Ила торопливо сунула руку за пазуху, вытащила маленькую консервную баночку каши, сунула Буту в карман. Решительно поджав губы, строго посмотрела на него. Бери, мол. Проводила до двери и ушла восвояси.
Бут надавил на кнопку звонка, привалившись к дверному косяку. Уна отворила, сияя бледным личиком, как утренний цветок. Увидела измученное лицо отца и сникла, увяла.
«Устал. Спать», – Бут тяжело прошёл в комнату, выложил на стол из кармана банку с кашей. Лёг, не раздеваясь, на лавку. Хорошо, что Илу встретил. Так бы осталась дочка без ужина. Паёк на заводе он сегодня не забрал.
«Папа?» – встревоженно спросила Уна.
«Завтра. Важно», – ответил он, закрывая глаза и проваливаясь в сон.
Утром Уна уже ждала его, подогрев вчерашние консервы и заварив чай. Не ужинала без отца, не привыкла.
Бут с трудом встал с лавки, чувствуя, как боль липким холодным осьминогом тянется от сердца к шее, к ногам. По всему телу. Сел за стол, посмотрел на дочь.
«Завтрак. Потом пойдем. Фабрика. Ты. Работа».
Уна улыбнулась обрадованно. Она давно хотела отцу помогать, да её дальше проходных и не пускали, видя толстенную медицинскую анкету.

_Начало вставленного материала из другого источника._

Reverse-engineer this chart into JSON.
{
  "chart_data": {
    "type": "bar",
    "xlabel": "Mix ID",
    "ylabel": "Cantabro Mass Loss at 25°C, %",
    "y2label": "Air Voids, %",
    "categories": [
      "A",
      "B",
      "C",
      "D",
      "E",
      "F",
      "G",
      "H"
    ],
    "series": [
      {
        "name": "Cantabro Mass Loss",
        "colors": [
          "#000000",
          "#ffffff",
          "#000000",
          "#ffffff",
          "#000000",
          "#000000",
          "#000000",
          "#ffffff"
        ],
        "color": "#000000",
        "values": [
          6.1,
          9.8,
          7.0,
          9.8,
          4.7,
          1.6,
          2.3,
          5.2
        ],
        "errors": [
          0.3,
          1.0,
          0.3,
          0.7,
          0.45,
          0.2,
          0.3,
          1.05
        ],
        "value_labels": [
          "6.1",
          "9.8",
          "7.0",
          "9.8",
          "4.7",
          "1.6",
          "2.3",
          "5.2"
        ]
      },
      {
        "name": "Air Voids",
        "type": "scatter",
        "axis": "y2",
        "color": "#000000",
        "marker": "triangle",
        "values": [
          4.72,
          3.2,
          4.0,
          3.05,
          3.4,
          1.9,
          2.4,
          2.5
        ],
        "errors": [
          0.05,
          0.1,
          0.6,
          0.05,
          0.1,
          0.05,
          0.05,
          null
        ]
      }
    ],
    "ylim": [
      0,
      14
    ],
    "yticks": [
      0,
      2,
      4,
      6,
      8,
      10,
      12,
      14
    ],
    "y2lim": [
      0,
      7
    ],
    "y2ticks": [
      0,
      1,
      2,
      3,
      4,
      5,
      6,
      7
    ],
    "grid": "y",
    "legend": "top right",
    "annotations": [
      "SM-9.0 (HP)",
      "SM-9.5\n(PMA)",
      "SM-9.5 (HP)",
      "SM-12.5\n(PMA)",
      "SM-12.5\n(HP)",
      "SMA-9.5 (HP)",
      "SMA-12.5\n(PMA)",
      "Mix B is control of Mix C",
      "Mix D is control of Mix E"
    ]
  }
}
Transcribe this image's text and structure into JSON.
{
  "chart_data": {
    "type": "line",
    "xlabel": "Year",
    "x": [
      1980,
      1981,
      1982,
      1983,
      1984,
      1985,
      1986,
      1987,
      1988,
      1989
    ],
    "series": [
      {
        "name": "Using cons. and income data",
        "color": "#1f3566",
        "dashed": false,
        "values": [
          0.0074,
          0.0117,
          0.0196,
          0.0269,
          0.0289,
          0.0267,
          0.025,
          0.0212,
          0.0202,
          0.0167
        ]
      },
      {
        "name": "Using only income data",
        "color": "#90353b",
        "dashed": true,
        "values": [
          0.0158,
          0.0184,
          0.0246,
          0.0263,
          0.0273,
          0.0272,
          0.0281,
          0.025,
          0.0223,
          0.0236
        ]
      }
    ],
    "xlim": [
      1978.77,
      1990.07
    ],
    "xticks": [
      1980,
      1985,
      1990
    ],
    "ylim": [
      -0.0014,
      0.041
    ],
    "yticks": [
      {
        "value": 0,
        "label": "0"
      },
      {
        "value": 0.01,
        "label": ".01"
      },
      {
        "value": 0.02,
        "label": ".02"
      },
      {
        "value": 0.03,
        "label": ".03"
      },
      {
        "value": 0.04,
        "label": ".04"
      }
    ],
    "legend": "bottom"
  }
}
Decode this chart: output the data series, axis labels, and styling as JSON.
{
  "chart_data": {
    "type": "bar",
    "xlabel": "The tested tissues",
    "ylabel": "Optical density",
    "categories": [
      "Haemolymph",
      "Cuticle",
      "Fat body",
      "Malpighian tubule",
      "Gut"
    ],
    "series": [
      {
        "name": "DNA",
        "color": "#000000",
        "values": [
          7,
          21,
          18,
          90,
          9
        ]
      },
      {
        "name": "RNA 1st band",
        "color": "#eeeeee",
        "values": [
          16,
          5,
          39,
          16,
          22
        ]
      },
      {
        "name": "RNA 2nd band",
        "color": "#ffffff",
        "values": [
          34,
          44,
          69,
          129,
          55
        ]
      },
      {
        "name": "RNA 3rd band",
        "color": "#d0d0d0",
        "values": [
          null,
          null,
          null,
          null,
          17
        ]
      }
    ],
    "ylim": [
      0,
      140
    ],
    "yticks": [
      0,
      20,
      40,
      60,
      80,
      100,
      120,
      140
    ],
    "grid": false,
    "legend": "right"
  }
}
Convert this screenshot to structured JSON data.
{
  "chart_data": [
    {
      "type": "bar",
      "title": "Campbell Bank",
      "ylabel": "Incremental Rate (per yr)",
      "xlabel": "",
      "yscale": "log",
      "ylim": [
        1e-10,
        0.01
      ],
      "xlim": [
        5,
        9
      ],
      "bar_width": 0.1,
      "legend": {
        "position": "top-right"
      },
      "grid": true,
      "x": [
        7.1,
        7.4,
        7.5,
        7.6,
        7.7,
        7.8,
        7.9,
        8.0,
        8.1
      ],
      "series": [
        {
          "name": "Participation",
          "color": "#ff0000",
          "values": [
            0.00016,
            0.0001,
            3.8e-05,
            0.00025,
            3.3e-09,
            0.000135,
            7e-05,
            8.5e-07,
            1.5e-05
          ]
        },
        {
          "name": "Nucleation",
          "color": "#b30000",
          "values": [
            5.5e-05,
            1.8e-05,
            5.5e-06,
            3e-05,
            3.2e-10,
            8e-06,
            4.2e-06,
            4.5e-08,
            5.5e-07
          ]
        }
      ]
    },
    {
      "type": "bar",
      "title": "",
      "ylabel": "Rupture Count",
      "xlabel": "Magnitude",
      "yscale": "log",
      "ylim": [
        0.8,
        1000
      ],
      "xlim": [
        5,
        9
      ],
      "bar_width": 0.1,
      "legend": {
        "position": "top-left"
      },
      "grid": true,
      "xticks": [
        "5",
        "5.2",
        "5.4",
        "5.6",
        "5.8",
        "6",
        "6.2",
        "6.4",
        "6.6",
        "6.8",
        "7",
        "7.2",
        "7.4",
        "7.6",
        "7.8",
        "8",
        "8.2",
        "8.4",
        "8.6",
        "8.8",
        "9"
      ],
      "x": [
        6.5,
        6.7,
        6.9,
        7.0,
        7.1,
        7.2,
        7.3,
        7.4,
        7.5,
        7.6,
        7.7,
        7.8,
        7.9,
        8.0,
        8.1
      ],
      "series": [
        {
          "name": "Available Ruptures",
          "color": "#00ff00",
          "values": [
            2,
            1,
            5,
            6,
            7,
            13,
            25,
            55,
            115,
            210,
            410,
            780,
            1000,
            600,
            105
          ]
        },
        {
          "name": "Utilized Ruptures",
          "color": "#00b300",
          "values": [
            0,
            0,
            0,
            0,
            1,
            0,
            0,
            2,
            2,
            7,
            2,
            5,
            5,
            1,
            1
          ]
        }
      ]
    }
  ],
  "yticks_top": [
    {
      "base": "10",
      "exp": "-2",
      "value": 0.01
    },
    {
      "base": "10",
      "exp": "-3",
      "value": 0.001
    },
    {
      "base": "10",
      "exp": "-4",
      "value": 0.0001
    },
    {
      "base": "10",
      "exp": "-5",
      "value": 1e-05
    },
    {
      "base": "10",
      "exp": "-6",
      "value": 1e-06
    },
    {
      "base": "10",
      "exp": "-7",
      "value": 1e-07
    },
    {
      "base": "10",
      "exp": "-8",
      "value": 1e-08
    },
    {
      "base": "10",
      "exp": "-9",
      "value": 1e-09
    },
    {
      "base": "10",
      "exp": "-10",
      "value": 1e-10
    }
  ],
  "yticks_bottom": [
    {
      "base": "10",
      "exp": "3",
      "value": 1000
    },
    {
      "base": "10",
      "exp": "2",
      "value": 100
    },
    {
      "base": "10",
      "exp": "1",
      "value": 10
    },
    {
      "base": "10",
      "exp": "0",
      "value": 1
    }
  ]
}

На улице она крутила головой, словно птичка на ветке. Давно уже не выходила, отец запрещал. Боялся, что обидят. Глядела радостно на серые стены жилых блоков, на замызганные окна, отражающие грязное небо. Будто это не нищий рабочий район, а та сказочная яркая жизнь из телевизора: жёлтые дома, пронзительно-синее небо, зелёные деревья. А тут – ни дерева, ни травинки, всё в бетон закатано. Всё серо. И только рабочие-муравьи бурыми шеренгами стекаются к своим заводам.
У проходной ткацкой фабрики, в стороне от толпы работниц, вяло толкающихся в очереди к турникету, их уже ждала Ила, переминающаяся с ноги на ногу, выглядывающая знакомые лица поверх голов. Заметила, подбежала, потянула Уну за руку.